Were we considering a penalty, as defendant suggests we are, defendant’s notice of plaintiff’s claim, or lack of such notice, might be pertinent to our inquiry. But here, under the standards established in Wilson v. Doehler-Jarvis, supra, we seek only *468to preserve to victims of compensable occupational disabilities the full measure of that which our legislature has provided. The legislature has provided that workmen’s compensation benefits accrue as of the eighth day after injury or on the date of injury (CL 1948, § 412.3 [Stat Ann 1960 Rev § 17.153]) or as of the date of disablement (CL 1948, §§417.2 and 417.7 [Stat Ann 1960 Rev §§ 17.221 and 17.226]), any one of which dates could be, and not infrequently is, substantially earlier than the day notice of claim first is given the employer. Unless interest is charged for past due benefits awarded, the employee inevitably will receive less than he is entitled to receive. By the same token, unless interest is charged for past due benefits awarded, the employer will have had the free use of money determined to have been due the employee.

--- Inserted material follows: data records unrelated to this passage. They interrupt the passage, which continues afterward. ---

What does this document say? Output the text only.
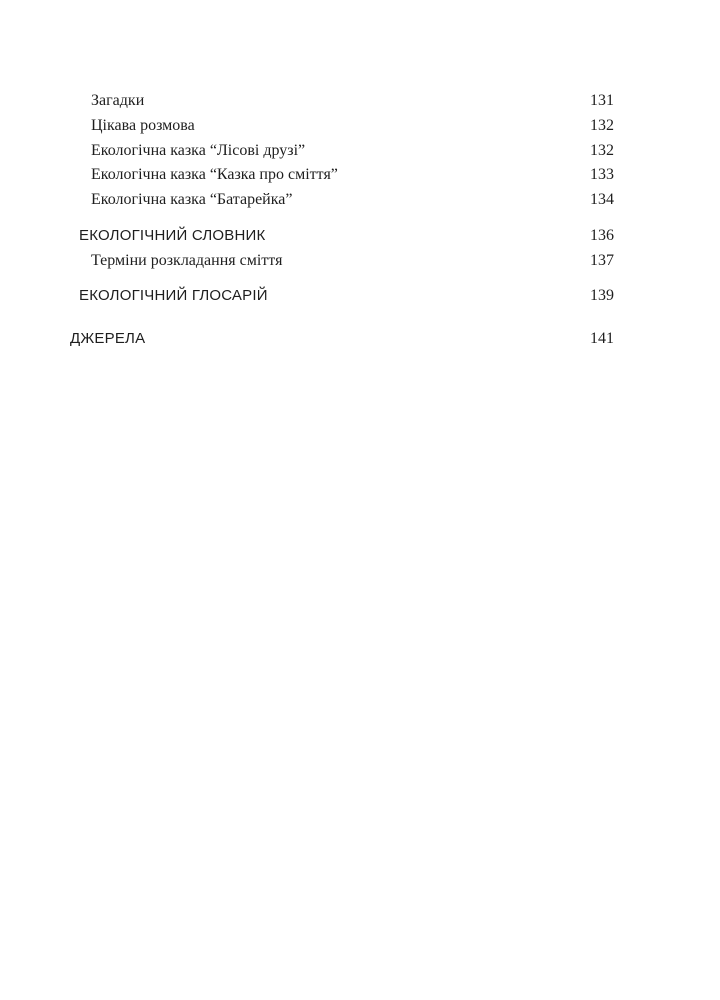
Загадки	131
Цікава розмова	132
Екологічна казка “Лісові друзі”	132
Екологічна казка “Казка про сміття”	133
Екологічна казка “Батарейка”	134
ЕКОЛОГІЧНИЙ СЛОВНИК	136
Терміни розкладання сміття	137
ЕКОЛОГІЧНИЙ ГЛОСАРІЙ	139
ДЖЕРЕЛА	141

Our belated recognition of the elementary nature of the equities involved in this controversy finally establishes a parity between the employee who ultimately collects accrued benefits and the employer who redeems a claim by paying benefits in advance,—at a commuted value, of course (CL 1948, § 412.22 [Stat Ann 1960 Rev §17.172]).
Affirmed. Costs to plaintiff.
Black, Kavanagh, and Otis M. Smith, JJ., concurred with Souris, J.

 The appeal board found, in the circumstances of this ease, that notice and claim for benefits were timely made. In this appeal, we do not review that finding.